Problem
Blood tests are a seemingly basic investigation, but are often a vital part of directing patient management. The inpatient phlebotomy service at the Royal United Hospital (RUH), Bath, UK, is a daily service which relies on effective communication between the phlebotomy team and ward-based healthcare professionals. The service currently covers approximately twenty separate hospital wards, and serves a proportion of the Royal United Hospitals Bath NHS Foundation Trust's patient capacity of 565 beds.
Blood stickers for patients who require blood to be taken are typically printed out in the afternoons, predominantly by junior doctors but also by nursing staff. These stickers are then left out for phlebotomist collection the following morning, with collected blood samples being sent to the laboratory for processing. Ideally the results are available by the early afternoon, allowing decisions regarding patient management to be made by their team within working hours.
Despite the importance of this everyday process, we identified long standing issues with the service. This was reinforced at the Foundation Doctors' Quality Improvement Panel early in the academic year, with several doctors new to the Trust raising the need to improve synergy between the teams (from both sides). Particular problems included the fact that blood stickers were often misplaced on the ward, with no ward having a predetermined location for them to be left for collection, or conversely to be returned to, if blood samples could not be taken (e.g. if patients were unavailable). Although each ward was familiar with their own system, this became an issue during evening and weekend shifts when teams overlap and cover numerous wards.

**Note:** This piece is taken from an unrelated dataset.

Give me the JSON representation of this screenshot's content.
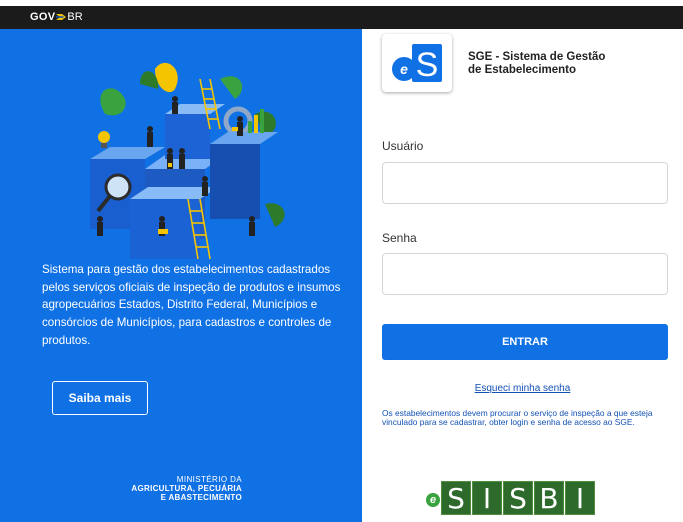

Ideally if a blood sample is not taken, the phlebotomy team need to hand over this information so that a doctor or nurse can reattempt as soon as possible, to prevent delays in results. However, we found that this handover of untaken bloods rarely took place, with healthcare professionals typically discovering untaken blood stickers late in the day, or only recognising that samples had not been taken when they found themselves waiting for non-existent results. In this case, once the blood samples were eventually taken, the task of reviewing the results then became the responsibility of the “on call” evening team. Not only was this adding to the burden on the limited evening staff, but it also meant that doctors who were less familiar with the patients were left making arguably less well informed clinical decisions.

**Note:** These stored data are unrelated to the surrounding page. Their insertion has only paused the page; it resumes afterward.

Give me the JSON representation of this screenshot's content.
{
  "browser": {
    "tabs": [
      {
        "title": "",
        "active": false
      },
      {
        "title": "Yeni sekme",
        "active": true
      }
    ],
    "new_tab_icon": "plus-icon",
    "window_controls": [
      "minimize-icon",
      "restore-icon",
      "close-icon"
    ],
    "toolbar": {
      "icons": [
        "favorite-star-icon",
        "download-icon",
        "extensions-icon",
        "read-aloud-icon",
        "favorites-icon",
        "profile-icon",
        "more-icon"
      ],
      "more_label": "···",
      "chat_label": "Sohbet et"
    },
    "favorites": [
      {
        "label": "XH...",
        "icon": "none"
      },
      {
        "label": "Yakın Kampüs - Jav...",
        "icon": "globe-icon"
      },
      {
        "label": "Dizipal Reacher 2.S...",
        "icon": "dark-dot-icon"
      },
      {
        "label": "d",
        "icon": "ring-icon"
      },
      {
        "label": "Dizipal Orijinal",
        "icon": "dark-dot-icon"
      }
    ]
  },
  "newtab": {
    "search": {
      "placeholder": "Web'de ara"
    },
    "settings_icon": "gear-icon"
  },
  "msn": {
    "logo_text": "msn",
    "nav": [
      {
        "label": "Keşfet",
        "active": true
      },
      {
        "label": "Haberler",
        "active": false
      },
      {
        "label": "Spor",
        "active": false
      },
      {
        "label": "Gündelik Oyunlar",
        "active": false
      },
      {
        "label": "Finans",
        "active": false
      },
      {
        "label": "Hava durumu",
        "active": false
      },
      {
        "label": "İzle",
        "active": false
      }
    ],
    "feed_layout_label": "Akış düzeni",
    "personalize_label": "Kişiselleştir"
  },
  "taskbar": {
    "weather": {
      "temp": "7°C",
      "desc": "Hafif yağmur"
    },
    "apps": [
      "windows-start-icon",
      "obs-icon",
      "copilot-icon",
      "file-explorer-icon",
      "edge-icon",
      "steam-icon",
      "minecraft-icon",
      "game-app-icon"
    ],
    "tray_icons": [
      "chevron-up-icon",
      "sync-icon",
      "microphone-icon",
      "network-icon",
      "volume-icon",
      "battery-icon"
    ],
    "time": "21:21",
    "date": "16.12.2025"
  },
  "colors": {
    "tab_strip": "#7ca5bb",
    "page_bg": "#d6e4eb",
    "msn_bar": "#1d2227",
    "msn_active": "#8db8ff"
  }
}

Even if delayed results become available within working hours, there may be significant consequences for patient safety. Certain blood results are “time critical” (e.g. delayed pre-operative blood results postponing surgery), and unknown derangements (e.g. electrolytes such as potassium) can be life threatening if not promptly treated. Finally, timely patient discharges are essential, both from a financial perspective and to facilitate bed flow, enabling new admissions. As blood results are often a prerequisite to confirming a patient medically fit for discharge, pending blood results can delay this process.
Given the importance of an effective phlebotomy system, our aim was to improve the handover rates of untaken blood results across all wards covered by the phlebotomy service to consistently greater than 90% within a 12 month period.